Propuso en El País la reducción de aforados por su cuenta y riesgo, sin
consultar con el presidente y horas antes de que Rajoy abriera el curso
político con sus propuestas de regeneración. Su actitud sentó como un
tiro en La Moncloa.
Después de que EL MUNDO publicara que
el Gobierno había decidido guardar en un cajón
el polémico anteproyecto, los acontecimientos se precipitaron. El
ministro anunció su dimisión al presidente la pasada semana, pero Rajoy
le pidió que esperara hasta su regreso de China. Gallardón tenía prisa y
pretendía dimitir en directo ante el Congreso durante la ausencia del
presidente. Rajoy hizo un movimiento a la desesperada para evitarlo
anunciando que renunciaba a la ley y horas después Gallardón se fue
definitivamente. La improvisación del relevo -Rajoy no pudo nombrar
sustituto porque el Rey estaba fuera- evidenció que ambos jugadores
habían sido incapaces de encontrar una salida cordial y una despedida en
condiciones. Por el contrario, se habían batido en duelo. El político
pasional y atormentado contra el registrador de la propiedad que gusta
de perfiles tecnocráticos. El que quiso ser presidente contra el que lo
consiguió. «Son muy distintos. La vida política de uno y de otro no
tienen nada que ver. Nunca existió una relación de confianza personal
entre ellos, aunque sí respeto profesional», aseguran quienes los
conocen.
Fuentes cercanas a Rajoy señalan que a pesar de su aparente
tranquilidad con el relevo del ministro de Justicia, el presidente no
oculta su preocupación porque
Gallardón se haya ido
«dando un portazo y enarbolando la bandera de los principios del
partido sobre una cuestión tan sensible como el aborto que divide al
electorado del PP». La semana pasada, algunos diputados populares fueron
increpados en misa por renunciar a sus principios.

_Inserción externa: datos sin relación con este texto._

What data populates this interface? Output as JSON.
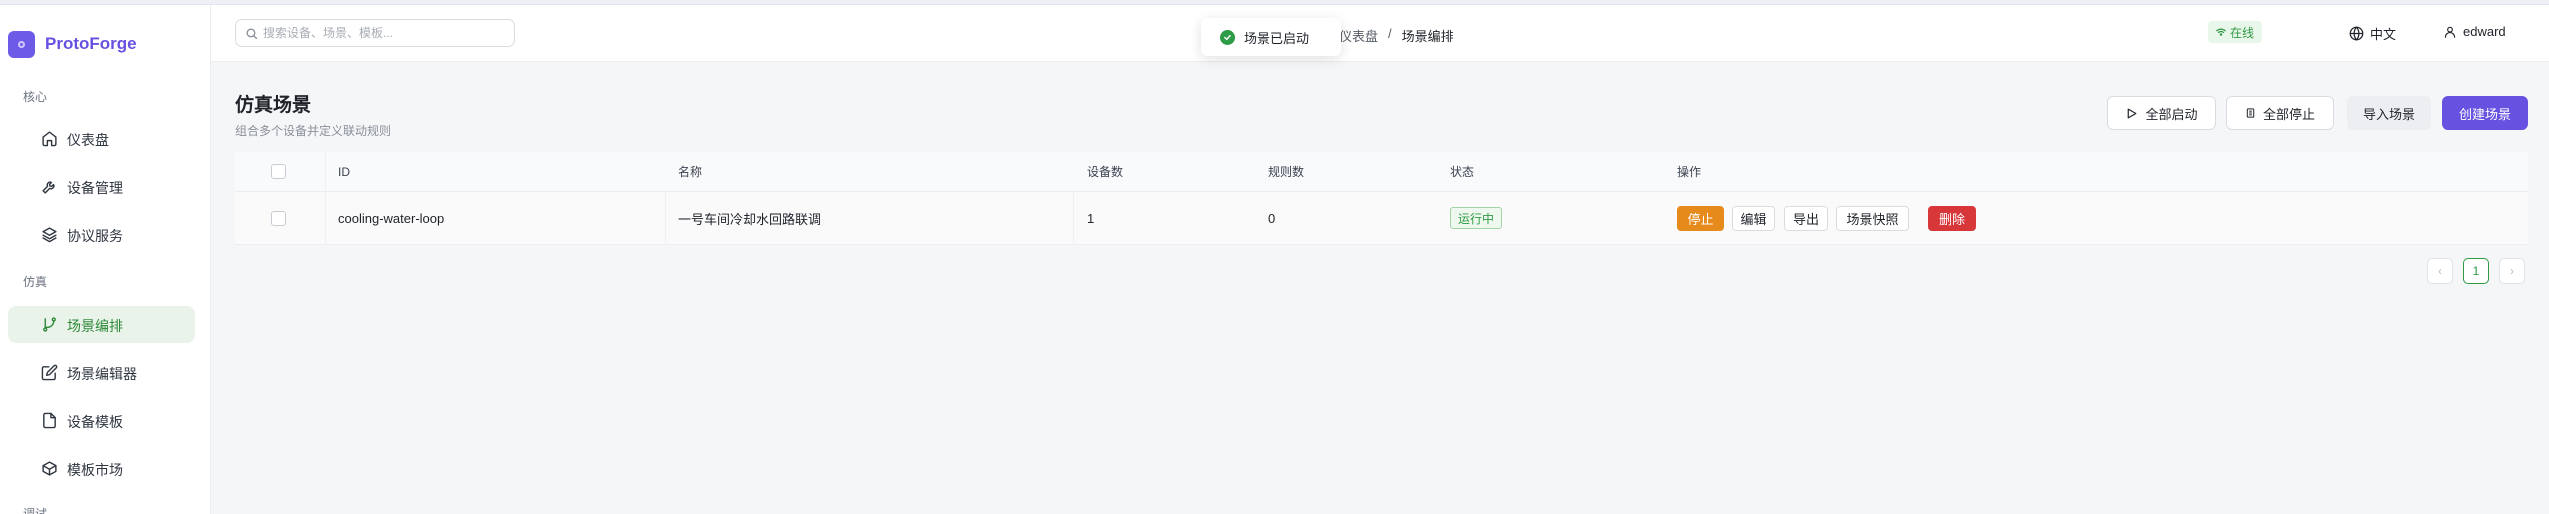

Gallardón llegó al Gobierno como el ministro mejor valorado y se va
con su dignidad intacta, pero con una nota muy mala. En la Navidad de
2003, en una de sus épocas de desasosiego fruto de sus batallas con
Esperanza Aguirre, el entonces alcalde de Madrid felicitó las Navidades
con un poema de Rilke. «El que ha osado volar como los pájaros, una cosa
más debe aprender: a caer». En ello está. Aprendiendo a caer.